The BeeHolder, Autumn 2013
Along with Noel Eaton I represent MBKA on the Council of the Welsh BeeKeepers Association. We meet four times a year and it is good to touch base with Beekeepers of other Welsh Associations. At the last Council Meeting the talk in the bar, lunch table, corridors and even men’s toilet was all about the effects of the wet 2012 and the late spring of 2013. It seems that the second very cold spell after a warm period in early March really upset colonies through Wales. The stories were too numerous to detail here but the one thing that stood out for me was that after each anecdote or observation was mentioned the speaker would always end by saying “... and I’ve never seen that before”.
At the meeting the results of the National Bee Unit survey of winter losses was given; 38% for England, 43% for Wales. But these figures were taken before the second cold snap in April which certainly, in Montgomeryshire, did kill off significant numbers of colonies. Delegates guessed the losses in their area: none gave an estimate less than the 43% and many gave a figure of over 60%. Many association apiaries had losses of over 60% as had ours in Gregynog.

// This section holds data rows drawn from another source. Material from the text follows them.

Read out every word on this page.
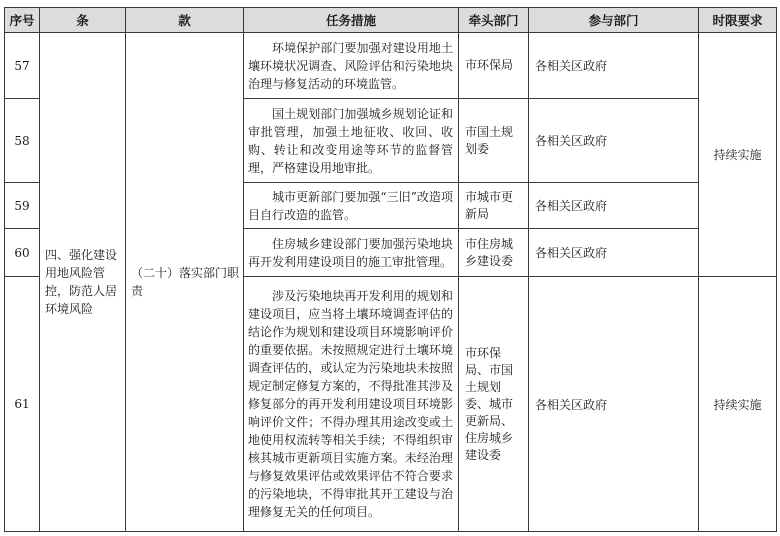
序号	条	款	任务措施	牵头部门	参与部门	时限要求
57	四、强化建设用地风险管控，防范人居环境风险	（二十）落实部门职责	环境保护部门要加强对建设用地土壤环境状况调查、风险评估和污染地块治理与修复活动的环境监管。	市环保局	各相关区政府	持续实施
58			国土规划部门加强城乡规划论证和审批管理，加强土地征收、收回、收购、转让和改变用途等环节的监督管理，严格建设用地审批。	市国土规划委	各相关区政府	
59			城市更新部门要加强“三旧”改造项目自行改造的监管。	市城市更新局	各相关区政府	
60			住房城乡建设部门要加强污染地块再开发利用建设项目的施工审批管理。	市住房城乡建设委	各相关区政府	
61			涉及污染地块再开发利用的规划和建设项目，应当将土壤环境调查评估的结论作为规划和建设项目环境影响评价的重要依据。未按照规定进行土壤环境调查评估的，或认定为污染地块未按照规定制定修复方案的，不得批准其涉及修复部分的再开发利用建设项目环境影响评价文件；不得办理其用途改变或土地使用权流转等相关手续；不得组织审核其城市更新项目实施方案。未经治理与修复效果评估或效果评估不符合要求的污染地块，不得审批其开工建设与治理修复无关的任何项目。	市环保局、市国土规划委、城市更新局、住房城乡建设委	各相关区政府	持续实施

I think that probably 60% losses for the whole of Montgomeryshire would be nearer the mark.
I hope that there is a big attendance at the Meeting with the Biodiversity officer of Powys Dr Emma Guy. She needs feedback and ideas from the public so that the verge cutting policy of Powys Council can be improved. Remember that it wasn’t so long ago that Councils sprayed herbicide over the first 4’ of verges. Public pressure stopped that. 30 years ago my children drew a sketch of a Council verge mower that collected the cuttings in a trailer that digested the organic matter and produced methane to power the whole machine. Is that such a child’s fantasy? My own view is that the cuttings should be blown over the adjacent hedges or dumped at intervals down the road so that the verges can have areas of high and low fertility. Down the lane leading to my house there is one section of 200m that is a slight embankment. It doesn’t get fertilised by spilled manure being washed onto it. And for 40 years it has been mown and all cuttings removed. Each year the plants and grasses got more interesting. The scalped poor soil produced a wealth of lichen and mosses and a profusion of small moths and ants... I was delighted. Then came the tourists and dog walkers enjoying the profusion of wildlife. The dogs did what doggies doo and all was ruined. Great verdant patches a month after a dog visit. I have lost the lichens and many moths. “Get a life” I hear some say, but is the life of some rare lichen not as important as my own? (or even more so? Ed).